Cut to late 1980’s.
I was staying as a paying guest in Bangalore. I was a bachelor then, so I had to fend for myself for my meals. Mercifully I stayed very close to “Queens”, an eatery on Church street, off Brigade Road. In case you have not discovered it yet, it is highly recommended. I would go there every evening for my dinner. The menu was by-and-large fixed; rotis and a sabzi. I would order a non-veg dish or a daal if I felt rich that evening. The meal would cost some Rs 30-35.
One Saturday evening I realized I did not have any cash with me. Maybe some five rupees, enough to buy me that evening’s stock of smokes. But how do I get a dinner? Remember that era had hardly any credit cards, and no ATMs.

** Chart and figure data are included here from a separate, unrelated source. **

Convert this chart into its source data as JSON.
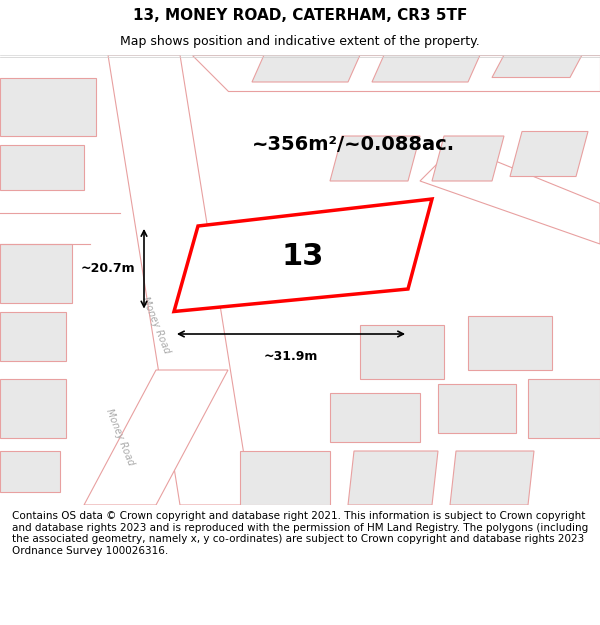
{
  "title": "13, MONEY ROAD, CATERHAM, CR3 5TF",
  "subtitle": "Map shows position and indicative extent of the property.",
  "footer": "Contains OS data © Crown copyright and database right 2021. This information is subject to Crown copyright and database rights 2023 and is reproduced with the permission of HM Land Registry. The polygons (including the associated geometry, namely x, y co-ordinates) are subject to Crown copyright and database rights 2023 Ordnance Survey 100026316.",
  "area_label": "~356m²/~0.088ac.",
  "number_label": "13",
  "width_label": "~31.9m",
  "height_label": "~20.7m",
  "map_bg": "#f0eeec",
  "plot_bg": "#ffffff",
  "road_color": "#ffffff",
  "building_color": "#e8e8e8",
  "boundary_color": "#e8a0a0",
  "highlight_color": "#ff0000",
  "road_label": "Money Road",
  "title_fontsize": 11,
  "subtitle_fontsize": 9,
  "footer_fontsize": 7.5
}
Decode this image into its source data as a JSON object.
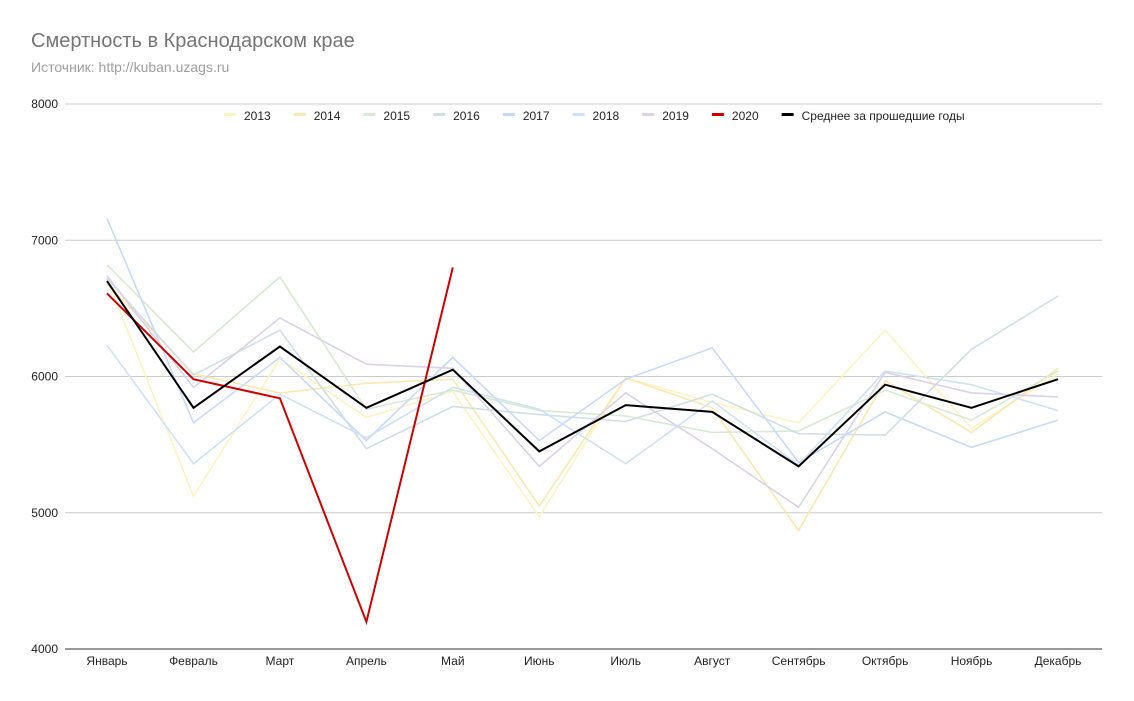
{
  "title": "Смертность в Краснодарском крае",
  "subtitle": "Источник: http://kuban.uzags.ru",
  "chart_data": {
    "type": "line",
    "title": "Смертность в Краснодарском крае",
    "subtitle": "Источник: http://kuban.uzags.ru",
    "xlabel": "",
    "ylabel": "",
    "ylim": [
      4000,
      8000
    ],
    "yticks": [
      4000,
      5000,
      6000,
      7000,
      8000
    ],
    "grid": true,
    "legend_position": "top",
    "categories": [
      "Январь",
      "Февраль",
      "Март",
      "Апрель",
      "Май",
      "Июнь",
      "Июль",
      "Август",
      "Сентябрь",
      "Октябрь",
      "Ноябрь",
      "Декабрь"
    ],
    "series": [
      {
        "name": "2013",
        "color": "#fff3c4",
        "values": [
          6720,
          5120,
          6130,
          5700,
          5890,
          4970,
          5990,
          5810,
          5660,
          6340,
          5620,
          6020
        ]
      },
      {
        "name": "2014",
        "color": "#fce8b2",
        "values": [
          6680,
          6020,
          5880,
          5950,
          5980,
          5050,
          5990,
          5770,
          4870,
          5970,
          5590,
          6060
        ]
      },
      {
        "name": "2015",
        "color": "#d9ead3",
        "values": [
          6820,
          6180,
          6730,
          5760,
          5900,
          5750,
          5710,
          5590,
          5600,
          5900,
          5680,
          6040
        ]
      },
      {
        "name": "2016",
        "color": "#d0e0e3",
        "values": [
          6720,
          6010,
          6340,
          5470,
          5780,
          5720,
          5670,
          5870,
          5580,
          5570,
          6200,
          6590
        ]
      },
      {
        "name": "2017",
        "color": "#c9daf8",
        "values": [
          7160,
          5660,
          6140,
          5530,
          6140,
          5530,
          5980,
          6210,
          5370,
          5740,
          5480,
          5680
        ]
      },
      {
        "name": "2018",
        "color": "#cfe2f3",
        "values": [
          6230,
          5360,
          5870,
          5550,
          5920,
          5760,
          5360,
          5820,
          5350,
          6040,
          5940,
          5750
        ]
      },
      {
        "name": "2019",
        "color": "#d9d2e9",
        "values": [
          6740,
          5920,
          6430,
          6090,
          6060,
          5340,
          5880,
          5470,
          5040,
          6030,
          5880,
          5850
        ]
      },
      {
        "name": "2020",
        "color": "#cc0000",
        "values": [
          6610,
          5980,
          5840,
          4200,
          6800,
          null,
          null,
          null,
          null,
          null,
          null,
          null
        ]
      },
      {
        "name": "Среднее за прошедшие годы",
        "color": "#000000",
        "values": [
          6700,
          5770,
          6220,
          5770,
          6050,
          5450,
          5790,
          5740,
          5340,
          5940,
          5770,
          5980
        ]
      }
    ]
  }
}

And I was terribly hungry!
I could have asked Anil, the proprietor of Queens, to offer me credit and I was sure he would oblige considering I was a long-standing patron. But I was highly embarrassed at this prospect. “What will he think”, I thought to myself. I am sure he would say, “This big executive with that big company does not have enough cash to pay for a paltry dinner!” One adjective at least was not correct, I was a fledgling product manager and not a “big executive”. But to be honest I was earning enough to pay for a Queens dinner.
And then I realized, while I may have been cash-starved, I certainly was coin-abundant! Coins lying in an old unused ash tray in the house, coins lying in the broken glass bowl next to the two-in-one I had, coins in my wallet, coins in an old cigarette pack, coins strewn behind the rows of books. There were coins everywhere in the house!
I promptly collected all the coins and counted them all; Rs 83! Rupees Eighty Three! That was enough to buy me two meals at Queens with at least one of the meals with a side dish of chicken!
But how would I carry so many coins in my pocket? My pocket would jingle all the way to Queens! As I was wearing my shoes to leave, an idea struck me. A shoe sock to carry the coins, that was the answer! I quickly located an old shoe sock and put all the coins in them. This formed a nice little bundle which I rather sheepishly carried with me. Imagine me walking on Rest House Road (that is where I stayed) and then across Church Street to Queens. Me and my sock-ful of coins.
Upon reaching Queens I looked around furtively for known faces. Mercifully there were none that time. I placed the sock (thankfully washed) in front of Anil. I am sure Anil was totally bewildered by this. I inched closer to him and explained my predicament. I requested him to use this to recover the due for that evening’s meal and the balance for the following evening’s!
Anil, being the polite guy he is, he swept aside the coin thaili without even counting the coins. “Enjoy your dinner”, he said.
Enjoy my dinner I did. Thank you Queens, and thank you coins!